Когда Мелисса, закутавшись в покрывало, вышла наконец с Аргутисом из дома, она приказала рабу вести ее под руку, и это внушило ему, который был облечен в синий плащ своего господина и которому давно уже не вменялось в обязанность коротко стричь свои волосы, такую гордость, что он держался прямо, как свободный человек, и никто не заподозрил бы в нем раба. Густая вуаль скрывала лицо Мелиссы, и ее было трудно узнать, так же как и ее спутника. Однако же Аргутис вел свою госпожу на Канопскую улицу по возможности тихими и темными переулками.
Оба молчали, глядя прямо перед собою. Девушке не удалось думать спокойно, как в другое время. Подобно больной, измученной тяжкими страданиями, которая идет в дом врача, чтобы умереть от его операционного ножа или получить исцеление, она тоже говорила себе самой, что она идет навстречу чему-то страшному, чтобы покончить с чем-то еще более ужасным. При этом перед ее мысленным взором являлись по временам ее отец, неосторожный и, однако же, такой хороший Александр, достойный сожаления Филипп и раненый жених; но ей не удавалось надолго удержать в своем уме ни один из этих образов. Не удавалось ей также и обратиться с молитвою к духу умершей матери или к богам, как она эта делала прежде, когда предпринимала что-нибудь важное. Посреди всех расплывавшихся дум в ее душе постоянно раздавался какой-то громкий голос, настойчиво уверявший, что император, за которого она принесла жертву и который лучше и мягче характером, чем думают о нем другие, непременно исполнит всякую просьбу.

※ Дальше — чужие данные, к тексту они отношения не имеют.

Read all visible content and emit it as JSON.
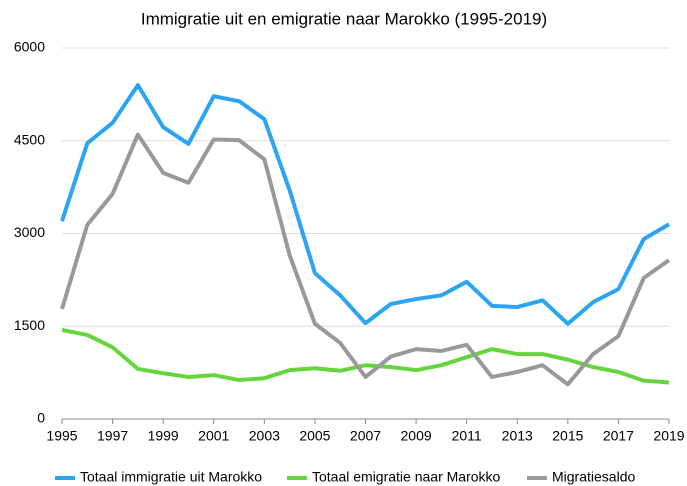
{
  "chart_data": {
    "type": "line",
    "title": "Immigratie uit en emigratie naar Marokko (1995-2019)",
    "x": [
      1995,
      1996,
      1997,
      1998,
      1999,
      2000,
      2001,
      2002,
      2003,
      2004,
      2005,
      2006,
      2007,
      2008,
      2009,
      2010,
      2011,
      2012,
      2013,
      2014,
      2015,
      2016,
      2017,
      2018,
      2019
    ],
    "series": [
      {
        "name": "Totaal immigratie uit Marokko",
        "color": "#2ba4f4",
        "values": [
          3200,
          4460,
          4790,
          5400,
          4720,
          4450,
          5220,
          5140,
          4850,
          3700,
          2360,
          2000,
          1550,
          1860,
          1940,
          2000,
          2220,
          1830,
          1810,
          1920,
          1540,
          1890,
          2100,
          2910,
          3150
        ]
      },
      {
        "name": "Totaal emigratie naar Marokko",
        "color": "#66d43c",
        "values": [
          1440,
          1360,
          1160,
          810,
          740,
          680,
          710,
          630,
          660,
          790,
          820,
          780,
          870,
          840,
          790,
          870,
          1000,
          1130,
          1050,
          1050,
          960,
          840,
          760,
          620,
          590
        ]
      },
      {
        "name": "Migratiesaldo",
        "color": "#999999",
        "values": [
          1780,
          3140,
          3640,
          4600,
          3980,
          3820,
          4520,
          4510,
          4200,
          2650,
          1540,
          1230,
          680,
          1010,
          1130,
          1100,
          1200,
          680,
          760,
          870,
          560,
          1050,
          1340,
          2280,
          2570
        ]
      }
    ],
    "xlim": [
      1995,
      2019
    ],
    "xticks": [
      1995,
      1997,
      1999,
      2001,
      2003,
      2005,
      2007,
      2009,
      2011,
      2013,
      2015,
      2017,
      2019
    ],
    "ylim": [
      0,
      6000
    ],
    "yticks": [
      0,
      1500,
      3000,
      4500,
      6000
    ],
    "grid": true,
    "legend": "bottom"
  }
}
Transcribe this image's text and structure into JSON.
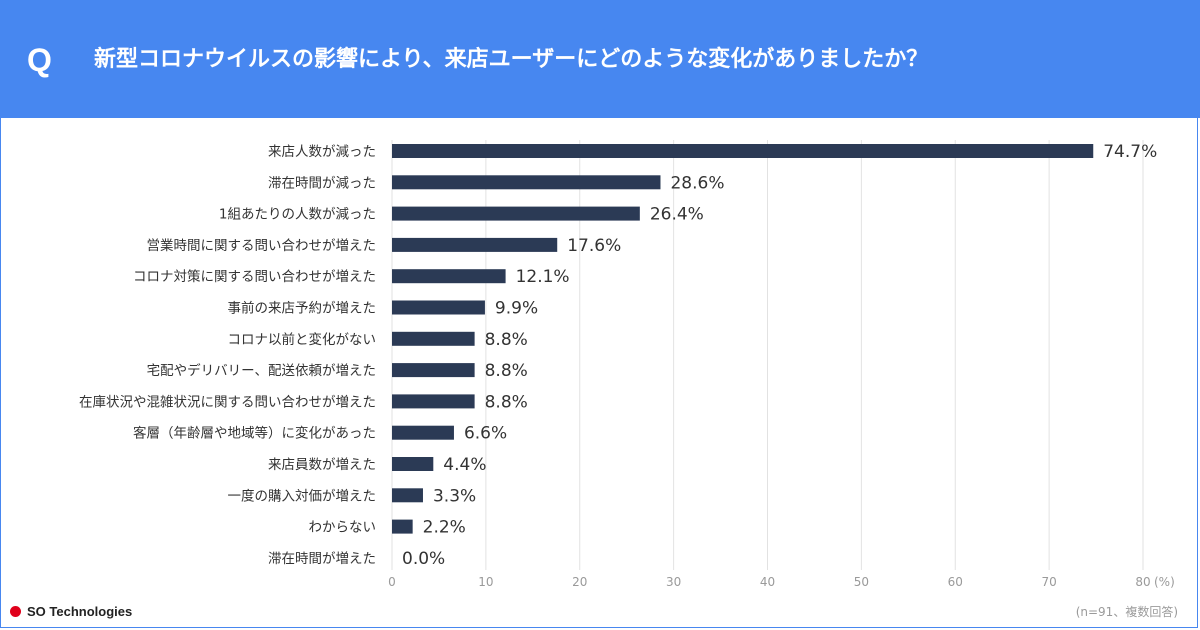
{
  "header": {
    "q_mark": "Q",
    "question": "新型コロナウイルスの影響により、来店ユーザーにどのような変化がありましたか？",
    "bg_color": "#4787f0"
  },
  "chart_data": {
    "type": "bar",
    "orientation": "horizontal",
    "categories": [
      "来店人数が減った",
      "滞在時間が減った",
      "1組あたりの人数が減った",
      "営業時間に関する問い合わせが増えた",
      "コロナ対策に関する問い合わせが増えた",
      "事前の来店予約が増えた",
      "コロナ以前と変化がない",
      "宅配やデリバリー、配送依頼が増えた",
      "在庫状況や混雑状況に関する問い合わせが増えた",
      "客層（年齢層や地域等）に変化があった",
      "来店員数が増えた",
      "一度の購入対価が増えた",
      "わからない",
      "滞在時間が増えた"
    ],
    "values": [
      74.7,
      28.6,
      26.4,
      17.6,
      12.1,
      9.9,
      8.8,
      8.8,
      8.8,
      6.6,
      4.4,
      3.3,
      2.2,
      0.0
    ],
    "value_labels": [
      "74.7%",
      "28.6%",
      "26.4%",
      "17.6%",
      "12.1%",
      "9.9%",
      "8.8%",
      "8.8%",
      "8.8%",
      "6.6%",
      "4.4%",
      "3.3%",
      "2.2%",
      "0.0%"
    ],
    "xlim": [
      0,
      80
    ],
    "x_ticks": [
      0,
      10,
      20,
      30,
      40,
      50,
      60,
      70,
      80
    ],
    "x_tick_labels": [
      "0",
      "10",
      "20",
      "30",
      "40",
      "50",
      "60",
      "70",
      "80"
    ],
    "x_unit": "(%)",
    "grid": true,
    "bar_color": "#2b3a55",
    "grid_color": "#e2e2e2"
  },
  "footer": {
    "brand": "SO Technologies",
    "brand_dot_color": "#e0001b",
    "note": "(n=91、複数回答)"
  }
}
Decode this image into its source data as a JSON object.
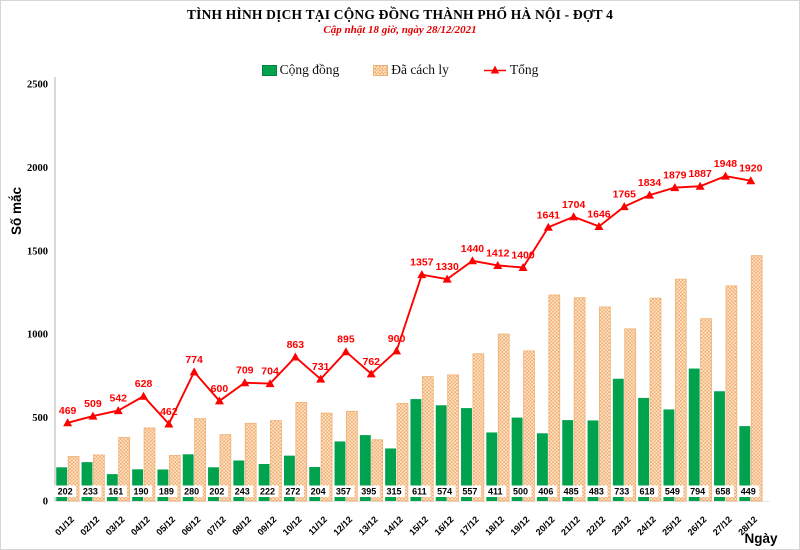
{
  "legend": {
    "items": [
      {
        "label": "Cộng đồng",
        "swatch": "green-square",
        "color": "#00A24E"
      },
      {
        "label": "Đã cách ly",
        "swatch": "dotted-square",
        "color": "#F2AE73"
      },
      {
        "label": "Tổng",
        "swatch": "line-triangle",
        "color": "#FF0000"
      }
    ]
  },
  "colors": {
    "community_green": "#00A24E",
    "quarantine_base": "#FDE7CB",
    "quarantine_dot": "#F2AE73",
    "quarantine_border": "#EFB173",
    "total_red": "#FF0000",
    "axis_gray": "#BFBFBF",
    "subtitle_red": "#E00000"
  },
  "chart_data": {
    "type": "bar",
    "title": "TÌNH HÌNH DỊCH TẠI CỘNG ĐỒNG THÀNH PHỐ HÀ NỘI - ĐỢT 4",
    "subtitle": "Cập nhật 18 giờ, ngày 28/12/2021",
    "xlabel": "Ngày",
    "ylabel": "Số mắc",
    "ylim": [
      0,
      2500
    ],
    "yticks": [
      0,
      500,
      1000,
      1500,
      2000,
      2500
    ],
    "grid": false,
    "legend_position": "top-center",
    "categories": [
      "01/12",
      "02/12",
      "03/12",
      "04/12",
      "05/12",
      "06/12",
      "07/12",
      "08/12",
      "09/12",
      "10/12",
      "11/12",
      "12/12",
      "13/12",
      "14/12",
      "15/12",
      "16/12",
      "17/12",
      "18/12",
      "19/12",
      "20/12",
      "21/12",
      "22/12",
      "23/12",
      "24/12",
      "25/12",
      "26/12",
      "27/12",
      "28/12"
    ],
    "series": [
      {
        "name": "Cộng đồng",
        "type": "bar",
        "color": "#00A24E",
        "data_labels": "inside-base",
        "values": [
          202,
          233,
          161,
          190,
          189,
          280,
          202,
          243,
          222,
          272,
          204,
          357,
          395,
          315,
          611,
          574,
          557,
          411,
          500,
          406,
          485,
          483,
          733,
          618,
          549,
          794,
          658,
          449
        ]
      },
      {
        "name": "Đã cách ly",
        "type": "bar",
        "pattern": "dotted",
        "color_base": "#FDE7CB",
        "color_dot": "#F2AE73",
        "color_border": "#EFB173",
        "data_labels": "none",
        "values": [
          267,
          276,
          381,
          438,
          273,
          494,
          398,
          466,
          482,
          591,
          527,
          538,
          367,
          585,
          746,
          756,
          883,
          1001,
          900,
          1235,
          1219,
          1163,
          1032,
          1216,
          1330,
          1093,
          1290,
          1471
        ]
      },
      {
        "name": "Tổng",
        "type": "line",
        "color": "#FF0000",
        "marker": "triangle",
        "data_labels": "above",
        "values": [
          469,
          509,
          542,
          628,
          462,
          774,
          600,
          709,
          704,
          863,
          731,
          895,
          762,
          900,
          1357,
          1330,
          1440,
          1412,
          1400,
          1641,
          1704,
          1646,
          1765,
          1834,
          1879,
          1887,
          1948,
          1920
        ]
      }
    ]
  }
}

Но она не хотела увлекаться этим обещанием, и, когда все-таки начала думать, что дело идет о том, чтобы добиться аудиенции у цезаря, дрожь пробежала по ее спине, и ей показалось, что она снова слышит последние слова Филиппа: «Лучше смерть, чем позор».

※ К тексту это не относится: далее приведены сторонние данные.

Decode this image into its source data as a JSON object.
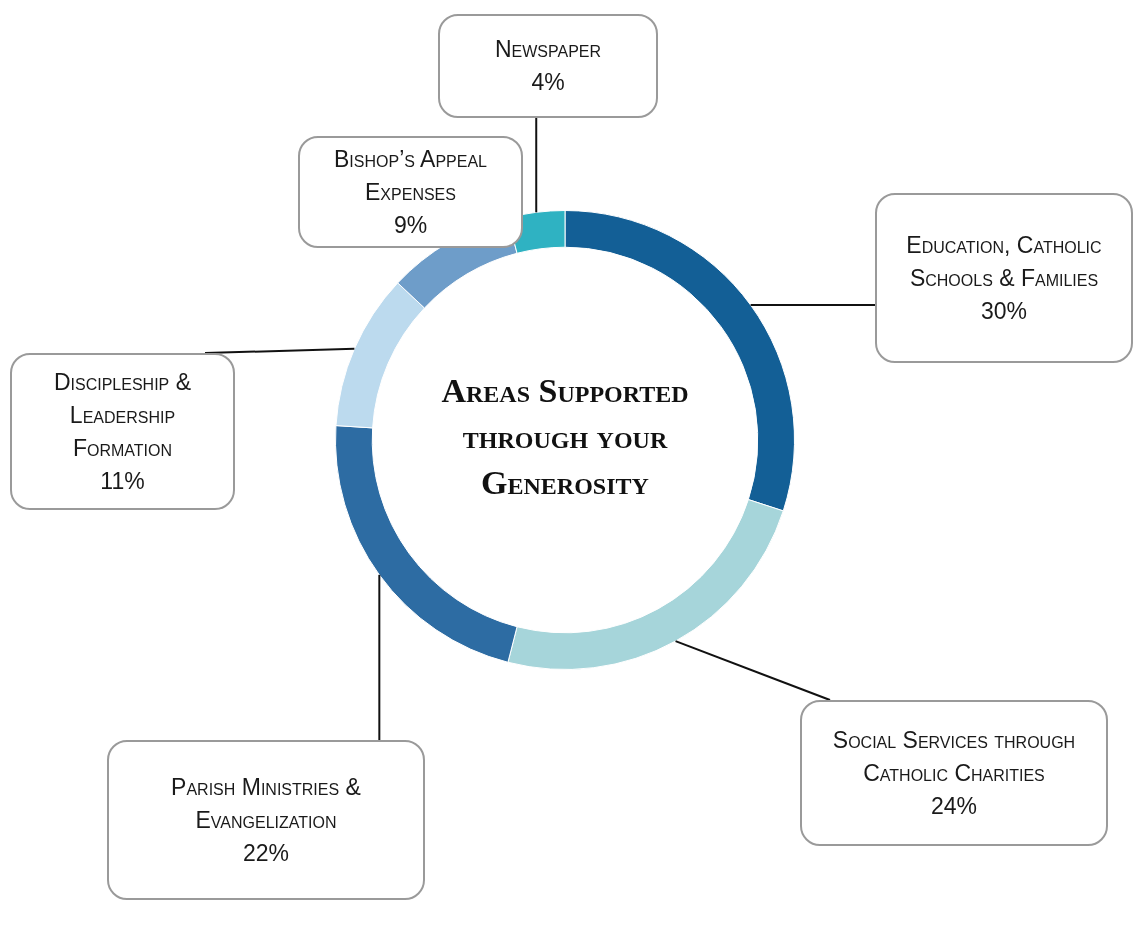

В душе раба волновались другие чувства. Он, который обыкновенно заботился о детях своего господина с более теплою сердечностью, чем сам Герон, не сказал ни одного слова Мелиссе против ее намерения предпринять этот опасный шаг. Он и ему казался единственным выходом, обещавшим успех. Аргутису было немногим больше пятидесяти лет; он был смышленый человек и легко бы нашел место у какого-нибудь другого, более кроткого господина, чем Герон; но он ни одной минуты не думал о своей собственной будущности, а только о будущности Мелиссы, которую любил, как свою родную дочь. Она вверилась его защите, и он чувствовал себя ответственным за ее участь. Поэтому он считал для себя великим счастьем, что мог быть ей полезным уже при самом входе в дом Селевка. Привратник этого дома был его земляк, которого так же, как и его самого, судьба загнала сюда с берегов Мозеля. При всяких празднествах, которые возвращали рабам свободу на несколько часов, они уже несколько раз сряду были добрыми товарищами, и Аргутис знал, что его друг сделает все, что может, для него и для юной его госпожи. Правда, трудно было получить доступ к хозяйке дома, где жил император, но земляк Аргутиса был ловок и находчив, и можно было надеяться, что он устроит дело.